Tişörtümü bırakmadan diğer eliyle yüzümden yakaladı. "Seni bağırta bağırta sikerim duydun mu beni? bana karşı bir daha sesini yükseltip , kendini benimle kıyaslarsan süründürürüm seni."
Söylediklerini düzgünce nefes alamadan dinlerken , ellerim uyuşmuştu. korkmuş muydum? evet. karşısında sesim çıkmıyordu. kimin çıkabilirdi ki zaten?
tişörtümü bırakıp kolumdan tuttu. "Şimdi kalk ayağa, çalışma odama gideceğiz" dedi.
"Kalkamam" lanet olsun sesim ezik gibi çıkmıştı. gözlerim doluyken söylediğim şey karşımdakini güldürmüştü. "Seni kucağıma falan almamı beklemiyorsun herhalde?" dedi.
"Hayır, ama kalkamam" sinirle burnundan soluyarak "keşke omzundan vursaydım." dedi. demesi ile şoka uğramışken belli etmemeye çalıştım. pes ederek beni kucağına aldı.
şu anda bu adamın kucağında olmak'dan nefret ediyordum. nefret ve heyecan duygularım birbirine karışmış durumdaydı. bedenimin bu denli adranelin dolmasına karşı hiç bir şey yapamıyordum.
ona muhtaç görünmek , çok huzurlu hissettiriyordu onu. benim böyle olmamdan altdan altan zevk alıyordu. çünkü hiç bir yere gidemez haldeydim .
odadan çıkıp uzun koridorda ilerlemeye başlayınca düşünmekten pes edip kafamı gögüsüne yaslandım. milyon dolarlık parfümün kokusu çok cazibeciydi.

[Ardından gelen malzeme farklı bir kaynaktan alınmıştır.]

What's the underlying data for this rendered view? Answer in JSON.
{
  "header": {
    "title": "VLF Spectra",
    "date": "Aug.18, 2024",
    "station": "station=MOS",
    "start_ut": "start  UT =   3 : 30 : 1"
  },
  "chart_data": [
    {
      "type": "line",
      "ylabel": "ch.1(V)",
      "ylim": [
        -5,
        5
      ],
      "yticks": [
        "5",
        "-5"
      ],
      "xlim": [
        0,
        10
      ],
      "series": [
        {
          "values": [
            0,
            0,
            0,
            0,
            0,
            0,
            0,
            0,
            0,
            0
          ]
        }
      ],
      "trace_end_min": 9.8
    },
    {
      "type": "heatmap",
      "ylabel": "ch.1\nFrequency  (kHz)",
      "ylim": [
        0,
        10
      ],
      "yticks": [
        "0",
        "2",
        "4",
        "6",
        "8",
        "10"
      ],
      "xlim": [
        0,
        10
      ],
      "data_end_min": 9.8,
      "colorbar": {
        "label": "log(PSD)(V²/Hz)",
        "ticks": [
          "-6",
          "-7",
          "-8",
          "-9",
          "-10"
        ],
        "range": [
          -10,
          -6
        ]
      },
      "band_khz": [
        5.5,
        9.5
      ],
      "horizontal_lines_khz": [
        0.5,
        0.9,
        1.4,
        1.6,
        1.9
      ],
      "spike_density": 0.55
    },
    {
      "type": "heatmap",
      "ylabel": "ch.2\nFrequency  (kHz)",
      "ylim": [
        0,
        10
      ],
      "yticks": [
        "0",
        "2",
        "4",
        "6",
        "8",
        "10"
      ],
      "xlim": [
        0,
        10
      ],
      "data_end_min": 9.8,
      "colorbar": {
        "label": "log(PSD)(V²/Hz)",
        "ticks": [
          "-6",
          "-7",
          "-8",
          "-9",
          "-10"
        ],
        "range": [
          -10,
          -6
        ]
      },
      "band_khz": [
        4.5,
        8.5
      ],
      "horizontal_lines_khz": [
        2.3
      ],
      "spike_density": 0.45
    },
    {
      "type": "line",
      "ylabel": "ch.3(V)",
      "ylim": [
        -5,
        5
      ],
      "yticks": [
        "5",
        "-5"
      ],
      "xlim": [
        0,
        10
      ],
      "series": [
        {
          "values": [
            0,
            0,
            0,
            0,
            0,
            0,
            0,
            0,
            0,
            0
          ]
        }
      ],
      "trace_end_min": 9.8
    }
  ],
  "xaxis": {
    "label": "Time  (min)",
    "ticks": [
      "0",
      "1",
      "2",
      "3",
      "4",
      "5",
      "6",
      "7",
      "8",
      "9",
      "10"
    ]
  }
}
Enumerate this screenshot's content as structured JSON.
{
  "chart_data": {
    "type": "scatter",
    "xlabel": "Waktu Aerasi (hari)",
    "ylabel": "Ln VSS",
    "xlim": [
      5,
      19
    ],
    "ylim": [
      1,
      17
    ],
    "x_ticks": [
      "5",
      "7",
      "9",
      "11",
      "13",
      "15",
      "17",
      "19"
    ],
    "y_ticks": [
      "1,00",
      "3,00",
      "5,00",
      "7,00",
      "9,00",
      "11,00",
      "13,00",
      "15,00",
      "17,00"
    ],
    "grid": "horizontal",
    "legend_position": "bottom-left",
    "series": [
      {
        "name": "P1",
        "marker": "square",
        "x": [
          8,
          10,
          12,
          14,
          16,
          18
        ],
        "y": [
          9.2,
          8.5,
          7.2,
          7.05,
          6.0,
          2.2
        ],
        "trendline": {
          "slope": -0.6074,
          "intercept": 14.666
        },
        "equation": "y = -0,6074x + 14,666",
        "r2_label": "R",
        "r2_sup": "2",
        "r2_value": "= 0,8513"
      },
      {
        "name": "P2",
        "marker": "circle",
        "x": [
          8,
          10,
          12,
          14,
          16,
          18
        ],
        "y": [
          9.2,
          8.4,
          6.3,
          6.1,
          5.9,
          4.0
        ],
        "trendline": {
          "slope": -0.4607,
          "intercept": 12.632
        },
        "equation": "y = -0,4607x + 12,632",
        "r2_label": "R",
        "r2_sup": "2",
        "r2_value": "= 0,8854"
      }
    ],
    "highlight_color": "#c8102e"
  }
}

Koluna taktiği saatin'e kadar milyon dolarlık bir herif vardı karşımda. ben ise aptal bir devlet memuru. onun kademesine ulaşabilir miyim? İmkansız. Kendime iş konusunda asla güvenmiyordum.
"Sevdin bakıyorum gögüsümü" demişti bay taehyung. yüzüne aptalca bakmak dışında hiç bir şey yapamamıştım. sanırım hâlâ bakmaya devam ediyordum..
" benim için çalışırsan, daha başka şeylerimle tanışabilirim seni. göğsüm dışında." söylediği söz kalp ritimlerimi hızlandırdı. bu bas baya sex teklif etmekti.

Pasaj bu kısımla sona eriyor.